話を聞かせていただいた人を、仮に「ユウジさん」とさせてください。
今から20年ほど前、学生だったユウジさんはある時風邪を引いてしまいました。常に家に常備しておいた風邪薬も全て使ってしまっていました。ユウジさんの住んでいるマンションからドラッグストアまでは徒歩10分もかからないほど近くにあります。遠いわけでもなく症状ものどの痛みと少しの倦怠感と言った感じで軽いものだったため、症状が軽いうちにドラッグストアに風邪薬を買いに行くことにしたそうです。
季節は秋に差し掛かった辺りで少し肌寒かったそうです。暖かい上着を着てマスクをつけて自室をでました。ユウジさんのいる5階建てのマンションにはエレベーターがついていたようで、そのエレベーターで玄関のある1階までおりました。ぼーっとエレベーター特有の体が引っ張られる感覚を感じながら突っ立っていると、さっきまで軽かった倦怠感が妙に増して感じられました。『1階です』古いスピーカーのためかザザッとノイズ混じりの音声が聞こえ、エレベーターから出たユウジさんはどんどんと増して感じられる倦怠感に不安を抱きながら玄関の自動扉から外に出ました。
7歩ほど進んだ所でふと足を止め辺りを見渡し、違和感に気づきました。普段なら少なくとも5人6人ほどいるはずの通行人が誰もいなかったそうです。さらにおかしなことに他人の足音はもちろん自分の足音でさえも聞こえません。音が何もかも聞こえません。何もかもいつもならある車通りもその時は全くないんです。まるであらゆる存在が消えてしまったみたいでした。そしてふと上をみあげてみると、真っ白に染まった空がありました。雲がかかって白くなっているわけではないみたいで、むしろ雲など一つもなかったようです。
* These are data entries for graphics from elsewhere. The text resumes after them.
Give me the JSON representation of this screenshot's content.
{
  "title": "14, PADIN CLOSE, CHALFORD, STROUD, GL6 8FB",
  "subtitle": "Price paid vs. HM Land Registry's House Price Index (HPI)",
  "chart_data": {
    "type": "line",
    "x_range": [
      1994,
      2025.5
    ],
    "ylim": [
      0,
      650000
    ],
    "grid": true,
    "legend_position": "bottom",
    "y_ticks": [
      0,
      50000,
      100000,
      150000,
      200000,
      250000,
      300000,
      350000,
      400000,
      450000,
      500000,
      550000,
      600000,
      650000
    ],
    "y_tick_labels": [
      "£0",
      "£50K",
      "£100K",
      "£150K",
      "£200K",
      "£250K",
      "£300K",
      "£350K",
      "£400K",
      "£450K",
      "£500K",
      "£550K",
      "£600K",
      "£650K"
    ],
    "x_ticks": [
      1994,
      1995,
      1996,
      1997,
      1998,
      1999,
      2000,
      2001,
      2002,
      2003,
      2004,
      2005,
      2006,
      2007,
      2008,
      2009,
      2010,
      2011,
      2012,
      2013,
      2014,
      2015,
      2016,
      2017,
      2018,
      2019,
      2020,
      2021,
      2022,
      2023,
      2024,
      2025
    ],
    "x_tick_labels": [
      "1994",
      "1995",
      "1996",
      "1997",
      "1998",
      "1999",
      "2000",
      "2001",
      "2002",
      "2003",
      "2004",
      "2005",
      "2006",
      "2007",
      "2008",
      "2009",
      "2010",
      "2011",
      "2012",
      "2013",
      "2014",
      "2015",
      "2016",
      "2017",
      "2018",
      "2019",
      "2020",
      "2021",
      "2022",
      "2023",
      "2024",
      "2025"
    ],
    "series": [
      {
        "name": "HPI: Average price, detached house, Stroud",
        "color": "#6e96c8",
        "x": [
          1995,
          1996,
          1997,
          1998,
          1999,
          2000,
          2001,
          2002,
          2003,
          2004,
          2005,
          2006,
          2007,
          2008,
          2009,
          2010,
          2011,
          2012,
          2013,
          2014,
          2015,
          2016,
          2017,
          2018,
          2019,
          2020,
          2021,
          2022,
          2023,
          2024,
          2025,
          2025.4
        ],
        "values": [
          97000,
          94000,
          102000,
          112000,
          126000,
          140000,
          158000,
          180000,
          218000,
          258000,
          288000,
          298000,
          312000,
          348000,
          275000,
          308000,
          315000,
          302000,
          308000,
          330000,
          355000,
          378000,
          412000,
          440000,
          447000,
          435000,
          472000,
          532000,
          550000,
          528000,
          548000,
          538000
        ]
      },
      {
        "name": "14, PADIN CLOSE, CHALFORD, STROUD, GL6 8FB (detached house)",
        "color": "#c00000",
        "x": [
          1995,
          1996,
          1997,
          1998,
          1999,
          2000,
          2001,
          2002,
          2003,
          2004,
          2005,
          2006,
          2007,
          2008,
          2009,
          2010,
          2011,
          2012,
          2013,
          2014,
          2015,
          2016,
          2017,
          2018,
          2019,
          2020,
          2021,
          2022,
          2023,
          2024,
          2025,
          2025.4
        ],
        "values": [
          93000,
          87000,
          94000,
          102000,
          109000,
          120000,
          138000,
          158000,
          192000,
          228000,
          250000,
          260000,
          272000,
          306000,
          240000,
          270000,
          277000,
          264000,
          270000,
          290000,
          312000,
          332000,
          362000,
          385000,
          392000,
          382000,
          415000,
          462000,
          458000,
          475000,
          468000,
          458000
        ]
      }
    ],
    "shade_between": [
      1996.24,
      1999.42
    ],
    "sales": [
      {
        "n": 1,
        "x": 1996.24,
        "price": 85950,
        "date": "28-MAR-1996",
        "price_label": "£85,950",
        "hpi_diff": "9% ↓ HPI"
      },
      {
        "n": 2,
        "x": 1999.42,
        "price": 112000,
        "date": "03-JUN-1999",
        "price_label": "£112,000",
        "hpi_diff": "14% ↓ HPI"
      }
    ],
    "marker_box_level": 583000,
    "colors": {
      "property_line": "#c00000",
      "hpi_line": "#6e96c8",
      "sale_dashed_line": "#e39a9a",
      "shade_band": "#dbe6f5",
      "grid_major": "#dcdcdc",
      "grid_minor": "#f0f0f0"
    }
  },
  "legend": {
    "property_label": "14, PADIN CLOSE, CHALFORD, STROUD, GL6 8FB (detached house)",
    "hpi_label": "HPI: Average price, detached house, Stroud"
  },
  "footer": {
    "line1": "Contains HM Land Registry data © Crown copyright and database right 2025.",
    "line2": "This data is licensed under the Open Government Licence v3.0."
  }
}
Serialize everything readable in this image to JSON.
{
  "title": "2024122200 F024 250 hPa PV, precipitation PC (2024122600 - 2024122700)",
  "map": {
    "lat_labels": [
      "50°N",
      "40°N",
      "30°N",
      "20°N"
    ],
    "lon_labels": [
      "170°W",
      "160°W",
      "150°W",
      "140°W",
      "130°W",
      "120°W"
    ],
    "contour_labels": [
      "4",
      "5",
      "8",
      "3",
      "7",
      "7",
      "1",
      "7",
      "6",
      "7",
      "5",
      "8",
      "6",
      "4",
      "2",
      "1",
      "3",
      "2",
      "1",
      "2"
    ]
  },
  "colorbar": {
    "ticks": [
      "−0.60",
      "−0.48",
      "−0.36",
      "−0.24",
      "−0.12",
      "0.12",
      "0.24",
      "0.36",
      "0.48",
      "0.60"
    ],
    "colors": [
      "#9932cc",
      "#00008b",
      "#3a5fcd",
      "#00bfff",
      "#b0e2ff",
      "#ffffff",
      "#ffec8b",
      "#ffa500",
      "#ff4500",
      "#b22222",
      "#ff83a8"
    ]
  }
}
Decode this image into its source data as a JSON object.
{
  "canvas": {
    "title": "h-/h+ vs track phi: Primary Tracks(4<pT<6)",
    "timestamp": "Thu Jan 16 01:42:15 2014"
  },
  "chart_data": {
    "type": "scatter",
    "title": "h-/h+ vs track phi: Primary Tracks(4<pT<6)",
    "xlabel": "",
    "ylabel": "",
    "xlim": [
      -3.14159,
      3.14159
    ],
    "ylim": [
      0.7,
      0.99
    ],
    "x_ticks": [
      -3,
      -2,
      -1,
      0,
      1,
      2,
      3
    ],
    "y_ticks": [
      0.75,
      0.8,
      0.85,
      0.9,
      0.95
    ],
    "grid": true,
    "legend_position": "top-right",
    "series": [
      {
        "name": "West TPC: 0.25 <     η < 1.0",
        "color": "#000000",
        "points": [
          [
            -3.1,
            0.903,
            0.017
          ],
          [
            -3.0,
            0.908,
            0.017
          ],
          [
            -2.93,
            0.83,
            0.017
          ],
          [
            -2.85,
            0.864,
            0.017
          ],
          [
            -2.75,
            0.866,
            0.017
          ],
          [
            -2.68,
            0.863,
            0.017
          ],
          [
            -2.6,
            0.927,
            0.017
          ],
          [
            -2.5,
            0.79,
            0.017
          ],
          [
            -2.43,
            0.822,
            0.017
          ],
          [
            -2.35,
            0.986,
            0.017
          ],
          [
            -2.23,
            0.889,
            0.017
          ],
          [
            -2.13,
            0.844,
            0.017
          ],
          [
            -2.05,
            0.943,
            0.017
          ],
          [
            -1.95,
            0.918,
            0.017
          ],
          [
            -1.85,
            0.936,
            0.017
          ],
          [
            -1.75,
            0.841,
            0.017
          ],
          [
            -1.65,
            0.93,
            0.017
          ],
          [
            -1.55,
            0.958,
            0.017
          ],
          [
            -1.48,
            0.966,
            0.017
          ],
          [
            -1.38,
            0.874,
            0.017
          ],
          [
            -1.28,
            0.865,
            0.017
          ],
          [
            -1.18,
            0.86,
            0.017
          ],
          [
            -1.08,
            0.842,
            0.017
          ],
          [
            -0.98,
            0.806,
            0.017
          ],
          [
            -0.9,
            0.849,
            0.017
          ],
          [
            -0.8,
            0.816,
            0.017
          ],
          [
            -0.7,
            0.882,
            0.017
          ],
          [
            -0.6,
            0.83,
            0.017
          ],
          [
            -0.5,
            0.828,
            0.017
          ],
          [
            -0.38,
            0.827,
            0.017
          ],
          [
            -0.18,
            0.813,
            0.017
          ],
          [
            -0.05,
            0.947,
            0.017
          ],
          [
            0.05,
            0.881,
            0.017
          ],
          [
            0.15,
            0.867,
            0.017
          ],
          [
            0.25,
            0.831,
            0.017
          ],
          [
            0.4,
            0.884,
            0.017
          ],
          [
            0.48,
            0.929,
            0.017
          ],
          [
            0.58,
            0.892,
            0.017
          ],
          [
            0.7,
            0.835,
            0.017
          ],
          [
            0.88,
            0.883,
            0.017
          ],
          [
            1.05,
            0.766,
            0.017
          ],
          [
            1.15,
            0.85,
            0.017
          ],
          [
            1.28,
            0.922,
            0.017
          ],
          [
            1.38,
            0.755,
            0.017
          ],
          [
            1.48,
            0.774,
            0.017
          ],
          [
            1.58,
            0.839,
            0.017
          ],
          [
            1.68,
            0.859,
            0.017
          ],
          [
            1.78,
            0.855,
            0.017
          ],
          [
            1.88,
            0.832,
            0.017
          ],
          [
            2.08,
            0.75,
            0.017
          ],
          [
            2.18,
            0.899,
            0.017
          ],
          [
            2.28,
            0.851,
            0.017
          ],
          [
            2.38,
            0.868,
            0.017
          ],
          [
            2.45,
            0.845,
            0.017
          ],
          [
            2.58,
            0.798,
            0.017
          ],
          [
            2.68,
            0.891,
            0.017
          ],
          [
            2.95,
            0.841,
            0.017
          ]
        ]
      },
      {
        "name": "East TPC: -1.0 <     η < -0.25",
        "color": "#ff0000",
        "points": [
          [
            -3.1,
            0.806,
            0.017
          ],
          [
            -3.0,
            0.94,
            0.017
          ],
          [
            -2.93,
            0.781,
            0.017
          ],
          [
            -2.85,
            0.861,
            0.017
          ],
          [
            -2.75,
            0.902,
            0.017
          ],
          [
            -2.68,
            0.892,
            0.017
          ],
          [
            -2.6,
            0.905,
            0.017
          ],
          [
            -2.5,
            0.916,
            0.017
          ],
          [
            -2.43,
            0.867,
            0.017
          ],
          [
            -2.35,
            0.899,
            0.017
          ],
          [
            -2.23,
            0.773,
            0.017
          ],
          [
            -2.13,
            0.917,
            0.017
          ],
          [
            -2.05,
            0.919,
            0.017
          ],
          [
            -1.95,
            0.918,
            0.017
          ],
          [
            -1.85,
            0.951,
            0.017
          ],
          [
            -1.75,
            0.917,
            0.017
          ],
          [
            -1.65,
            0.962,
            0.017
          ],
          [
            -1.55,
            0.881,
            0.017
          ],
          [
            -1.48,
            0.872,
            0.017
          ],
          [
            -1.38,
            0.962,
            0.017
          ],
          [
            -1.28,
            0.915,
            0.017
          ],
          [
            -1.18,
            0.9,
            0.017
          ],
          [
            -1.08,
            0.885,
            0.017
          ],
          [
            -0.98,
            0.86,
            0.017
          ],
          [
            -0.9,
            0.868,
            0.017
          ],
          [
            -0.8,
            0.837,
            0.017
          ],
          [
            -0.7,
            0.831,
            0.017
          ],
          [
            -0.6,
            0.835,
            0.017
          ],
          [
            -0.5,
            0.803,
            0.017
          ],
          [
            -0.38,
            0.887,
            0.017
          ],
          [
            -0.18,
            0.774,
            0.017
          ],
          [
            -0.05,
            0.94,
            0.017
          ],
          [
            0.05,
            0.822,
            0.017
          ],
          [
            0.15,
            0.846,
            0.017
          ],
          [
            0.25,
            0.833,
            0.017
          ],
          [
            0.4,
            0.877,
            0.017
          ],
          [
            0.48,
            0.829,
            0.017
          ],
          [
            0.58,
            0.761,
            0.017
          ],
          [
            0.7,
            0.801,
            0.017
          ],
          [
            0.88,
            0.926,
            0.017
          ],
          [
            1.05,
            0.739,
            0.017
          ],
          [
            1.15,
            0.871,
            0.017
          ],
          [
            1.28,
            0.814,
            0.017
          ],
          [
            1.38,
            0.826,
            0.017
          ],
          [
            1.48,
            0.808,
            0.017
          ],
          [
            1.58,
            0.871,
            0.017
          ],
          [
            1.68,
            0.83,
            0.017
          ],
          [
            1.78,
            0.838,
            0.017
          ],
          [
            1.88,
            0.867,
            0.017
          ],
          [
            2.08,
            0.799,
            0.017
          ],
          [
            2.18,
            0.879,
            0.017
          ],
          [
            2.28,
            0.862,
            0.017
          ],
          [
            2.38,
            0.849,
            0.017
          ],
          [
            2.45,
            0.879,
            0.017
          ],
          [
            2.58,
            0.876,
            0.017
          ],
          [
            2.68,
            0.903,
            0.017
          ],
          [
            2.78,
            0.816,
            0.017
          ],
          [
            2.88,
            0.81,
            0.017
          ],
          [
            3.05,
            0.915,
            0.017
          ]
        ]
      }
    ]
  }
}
ただ一面真っ白に染まっていたみたいです。
倦怠感も今までより比べ物にならないほど酷くなり、寒気にもおそわれてこれは流石にまずいと思いマンションの自室に一度戻ろうとして振り返ろうとしたその時、ユウジさんの足元に向かって何かがどしゃっと音を立てて落ちてきました。恐る恐るその落ちてきた物を見ると、それは黒い服を来た人間でした。その人間は首から上がなく、骨がむき出しになった断面からは血が流れ出ていました。不規則にピクッピクッと体を震わせていました。目の前で起きたことが理解できず固まっていると、また何かが足元に落ちてきました。その、今度落ちてきた物を理解した瞬間ユウジさんは叫び声を上げて腰を抜かしてしまいました。今度落ちてきたのは、人間の生首でした。その生首は地面に落ちたときからユウジさんの方を目を見開いて見ていました。首の無い胴体の不規則な痙攣に合わせてその生首もピクッピクッと目と口が動いていました。恐怖のあまり動けなくなっているユウジさんの右肩に手が伸びてきました。硬直がとかれたように振り返ると、マンションの清掃員のおばさんがユウジさんの目を見てしゃがみ込んでおり『ここじゃないよ』と一言つぶやきました。